Thereafter, the plaintiffs moved to vacate their default, offering law office failure as the excuse. By order dated June 18, 1999, the Supreme Court denied the plaintiffs’ motion. Subsequently, by order to show cause dated September 16, 1999, the plaintiffs moved for leave to renew their prior motion. Although the plaintiffs’ counsel now offered a more detailed explanation of their law office failure and a more detailed explanation of the merits of the action insofar as asserted against the NYCHA, they failed to provide any explanation for their failure to present these additional facts on their prior motion to vacate their default, as required by CPLR 2221 (e) (3). Nevertheless, by order dated January 28, 2000, the Supreme Court granted the plaintiffs’ motion for renewal and, upon renewal, vacated the order dated October 26, 1998. We reverse.

Effective July 20, 1999, the Legislature amended CPLR 2221 to codify the requirements, inter alia, of motions for leave to renew. As amended, CPLR 2221 now provides, among other things, that a motion for leave to renew “shall be based upon new facts not offered on the prior motion that would change the prior determination or shall demonstrate that there has been a change in the law that would change the prior determination” (CPLR 2221 [e] [2]), and “shall contain reasonable justification for the failure to present such facts on the prior motion” (CPLR 2221 [e] [3]). In the instant case, the plaintiffs failed to provide any justification, let alone a reasonable one, as to why they failed to present the new facts upon which their motion to renew was based to the Supreme Court on their prior motion to vacate their default. Therefore, the Supreme Court erred in granting their motion to renew (see, Delvecchio v Bayside Chrysler Plymouth Jeep Eagle, 271 AD2d 636, 638; Ulster Sav. Bank v Goldman, 183 Misc 2d 893). In light of the mandatory language used by the Legislature in CPLR 2221 (e) (3), we reject the plaintiffs’ contention that the Supreme Court had discretion to grant renewal, notwithstanding their omission of a reasonable justification for their failure to present the new facts upon which their motion for leave to renew was based to the Supreme Court on their prior motion to vacate their default.

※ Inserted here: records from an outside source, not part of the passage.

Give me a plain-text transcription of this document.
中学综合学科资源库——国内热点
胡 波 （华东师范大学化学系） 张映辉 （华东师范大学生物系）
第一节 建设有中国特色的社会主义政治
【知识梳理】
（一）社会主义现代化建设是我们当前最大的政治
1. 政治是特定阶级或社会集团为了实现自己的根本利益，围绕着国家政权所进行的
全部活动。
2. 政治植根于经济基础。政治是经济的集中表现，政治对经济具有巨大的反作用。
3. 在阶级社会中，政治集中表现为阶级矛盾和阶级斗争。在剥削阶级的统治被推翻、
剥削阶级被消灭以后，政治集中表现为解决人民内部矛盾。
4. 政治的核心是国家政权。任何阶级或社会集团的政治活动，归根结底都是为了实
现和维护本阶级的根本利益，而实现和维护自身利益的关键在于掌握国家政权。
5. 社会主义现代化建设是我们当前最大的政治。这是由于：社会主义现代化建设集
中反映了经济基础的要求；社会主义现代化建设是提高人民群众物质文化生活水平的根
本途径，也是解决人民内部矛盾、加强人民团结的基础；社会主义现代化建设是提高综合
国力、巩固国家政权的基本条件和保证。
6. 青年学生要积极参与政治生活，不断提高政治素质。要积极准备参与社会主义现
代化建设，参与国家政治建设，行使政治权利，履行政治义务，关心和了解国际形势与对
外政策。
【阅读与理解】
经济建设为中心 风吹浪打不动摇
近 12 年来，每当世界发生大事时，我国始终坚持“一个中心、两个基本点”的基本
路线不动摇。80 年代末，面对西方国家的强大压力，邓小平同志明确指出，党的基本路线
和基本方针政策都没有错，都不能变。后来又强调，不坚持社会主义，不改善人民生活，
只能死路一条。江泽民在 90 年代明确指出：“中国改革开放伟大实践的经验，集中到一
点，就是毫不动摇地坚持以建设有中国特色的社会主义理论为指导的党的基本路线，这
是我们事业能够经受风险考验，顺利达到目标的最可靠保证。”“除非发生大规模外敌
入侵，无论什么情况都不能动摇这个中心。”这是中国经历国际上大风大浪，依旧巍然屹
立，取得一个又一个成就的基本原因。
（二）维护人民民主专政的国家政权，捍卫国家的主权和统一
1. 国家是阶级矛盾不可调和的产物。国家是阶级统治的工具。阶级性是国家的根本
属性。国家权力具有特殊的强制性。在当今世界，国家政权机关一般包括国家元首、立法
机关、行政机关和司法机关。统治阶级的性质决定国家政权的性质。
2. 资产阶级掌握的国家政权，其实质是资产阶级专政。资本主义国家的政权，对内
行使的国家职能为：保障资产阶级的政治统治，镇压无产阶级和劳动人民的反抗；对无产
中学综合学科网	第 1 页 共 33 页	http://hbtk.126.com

In any event, we note that upon granting the plaintiffs’ motion to renew, the Supreme Court improperly vacated the plaintiffs’ default in opposing the motion of the NYCHA to dismiss the complaint insofar as asserted against it. It is well settled that on a motion to vacate a default pursuant to CPLR 5015 (a), the moving party must demonstrate a reasonable excuse for the default and a meritorious cause of action (see, Gambardella v Ortov Light., 278 AD2d 494; Parker v City of New York, 272 AD2d 310). The plaintiffs do not have a meritorious cause of action against NYCHA, as no special relationship existed between the NYCHA and the plaintiffs under the circumstances presented (see, Gibbs v Paine, 276 AD2d 743). O’Brien, J. P., Friedmann, Feuerstein and Cozier, JJ., concur.